A parachute is a device used to slow the motion of an object through an atmosphere by creating drag (or in the case of ram-air parachutes, aerodynamic lift). Parachutes are usually made out of light, strong fabric, originally silk, now most commonly nylon. They are typically dome-shaped, but vary, with rectangles, inverted domes, and others found. A variety of loads are attached to parachutes, including people, food, equipment, space capsules, and bombs.
A drogue chute is used to aid horizontal deceleration of a vehicle including fixed-wing aircraft and drag racers, provide stability, as to assist certain types of light aircraft in distress, tandem free-fall; and as a pilot triggering deployment of a larger parachute.
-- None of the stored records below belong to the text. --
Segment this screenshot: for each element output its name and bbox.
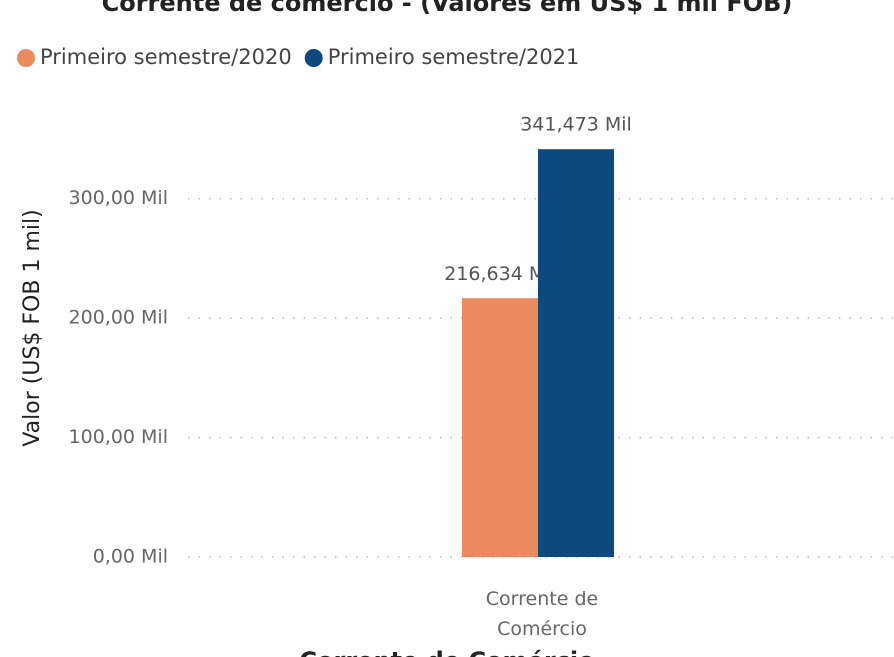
y-axis-title: Valor (US$ FOB 1 mil) [20, 209, 45, 446]
data-label: 216,634 Mil [444, 263, 556, 285]
legend-swatch [304, 49, 323, 67]
chart-title: Corrente de comércio - (Valores em US$ 1… [102, 0, 793, 17]
y-tick-label: 0,00 Mil [93, 546, 168, 568]
legend-label: Primeiro semestre/2020 [40, 45, 292, 69]
legend-swatch [17, 49, 35, 67]
x-tick-label: Corrente de Comércio [485, 588, 599, 640]
bar [462, 298, 538, 557]
data-label: 341,473 Mil [520, 114, 632, 136]
x-axis-title: Corrente de Comércio [299, 647, 594, 657]
y-tick-label: 300,00 Mil [69, 187, 168, 209]
y-tick-label: 100,00 Mil [69, 426, 168, 448]
y-tick-label: 200,00 Mil [69, 307, 168, 329]
bar [538, 149, 614, 558]
legend-label: Primeiro semestre/2021 [328, 45, 580, 69]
oday's modern parachutes are classified into two categories – ascending and descending canopies. All ascending canopies refer to paragliders, built specifically to ascend and stay aloft as long as possible. Other parachutes, including ram-air non-elliptical, are classified as descending canopies by manufacturers.
Some modern parachutes are classified as semi-rigid wings, which are maneuverable and can make a controlled descent to collapse on impact with the ground.
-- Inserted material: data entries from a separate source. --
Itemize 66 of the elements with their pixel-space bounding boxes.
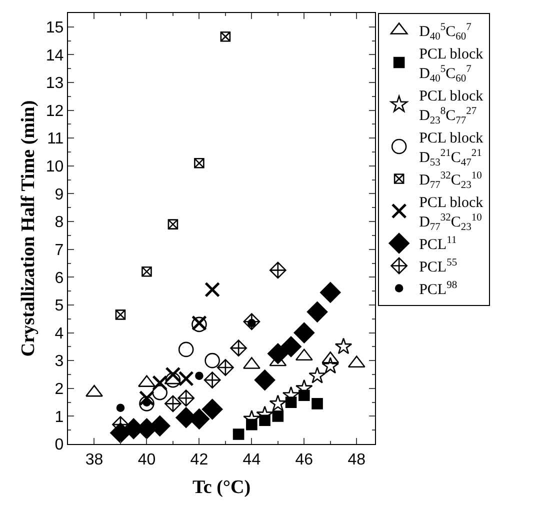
point xyxy=(306,302,328,322)
y-tick-label: 1 xyxy=(54,408,64,426)
point xyxy=(254,370,276,390)
point xyxy=(168,219,178,230)
y-tick-label: 15 xyxy=(46,20,64,36)
y-tick-label: 9 xyxy=(54,186,64,204)
y-tick-label: 7 xyxy=(54,242,64,259)
x-axis-title: Tc (°C) xyxy=(192,477,251,498)
x-tick-label: 46 xyxy=(295,451,314,468)
point xyxy=(164,395,182,412)
y-tick-label: 12 xyxy=(46,102,64,120)
point xyxy=(152,375,168,391)
point xyxy=(152,384,168,400)
point xyxy=(282,386,300,403)
y-tick-label: 6 xyxy=(54,270,64,287)
legend-label: PCL$^{98}$ xyxy=(419,280,458,298)
point xyxy=(243,313,260,330)
point xyxy=(178,342,194,358)
y-tick-label: 10 xyxy=(46,158,64,176)
point xyxy=(272,410,284,422)
point xyxy=(308,366,326,384)
point xyxy=(116,404,125,412)
point xyxy=(232,428,244,440)
point xyxy=(142,266,152,277)
y-tick-label: 13 xyxy=(46,75,64,92)
point xyxy=(296,379,313,396)
legend-label: PCL$^{11}$ xyxy=(419,234,457,254)
point xyxy=(280,336,302,358)
y-tick-label: 14 xyxy=(46,47,64,64)
point xyxy=(269,394,287,412)
y-tick-label: 4 xyxy=(54,325,64,342)
x-tick-label: 44 xyxy=(242,451,261,468)
point xyxy=(322,357,340,374)
point xyxy=(139,396,154,412)
x-tick-label: 42 xyxy=(190,451,208,468)
x-tick-label: 40 xyxy=(138,451,156,468)
y-tick-label: 0 xyxy=(54,436,64,454)
legend-label: PCL$^{55}$ xyxy=(419,257,458,276)
point xyxy=(195,372,204,380)
y-tick-label: 11 xyxy=(47,130,64,148)
point xyxy=(194,158,204,168)
point xyxy=(216,359,234,376)
point xyxy=(269,262,286,279)
point xyxy=(204,352,220,368)
point xyxy=(220,31,231,42)
point xyxy=(202,398,223,420)
point xyxy=(204,372,221,388)
x-tick-label: 38 xyxy=(85,451,104,468)
point xyxy=(230,340,248,357)
point xyxy=(320,282,341,303)
point xyxy=(165,372,181,388)
y-tick-label: 5 xyxy=(54,298,64,315)
y-tick-label: 3 xyxy=(54,353,64,370)
y-tick-label: 8 xyxy=(54,214,64,232)
point xyxy=(294,322,315,344)
point xyxy=(138,390,154,406)
y-axis-title: Crystallization Half Time (min) xyxy=(18,100,39,357)
point xyxy=(204,282,220,298)
point xyxy=(268,343,288,364)
point xyxy=(178,390,195,407)
point xyxy=(248,318,256,328)
x-tick-label: 48 xyxy=(348,451,366,468)
y-tick-label: 2 xyxy=(54,380,64,398)
point xyxy=(334,338,352,354)
point xyxy=(115,310,126,320)
point xyxy=(312,398,323,410)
Main parachutes used by skydivers today are designed to open softly. Overly rapid deployment was an early problem with ram-air designs. The primary innovation that slows the deployment of a ram-air canopy is the slider; a small rectangular piece of fabric with a grommet near each corner. Four collections of lines go through the grommets to the risers (risers are strips of webbing joining the harness and the rigging lines of a parachute). During deployment, the slider slides down from the canopy to just above the risers. The slider is slowed by air resistance as it descends and reduces the rate at which the lines can spread. This reduces the speed at which the canopy can open and inflate.
At the same time, the overall design of a parachute still has a significant influence on the deployment speed. Modern sport parachutes' deployment speeds vary considerably. Most modern parachutes open comfortably, but individual skydivers may prefer harsher deployment.
The deployment process is inherently chaotic. Rapid deployments can still occur even with well-behaved canopies. On rare occasions, deployment can even be so rapid that the jumper suffers bruising, injury, or death. Reducing the amount of fabric decreases the air resistance. This can be done by making the slider smaller, inserting a mesh panel, or cutting a hole in the slider.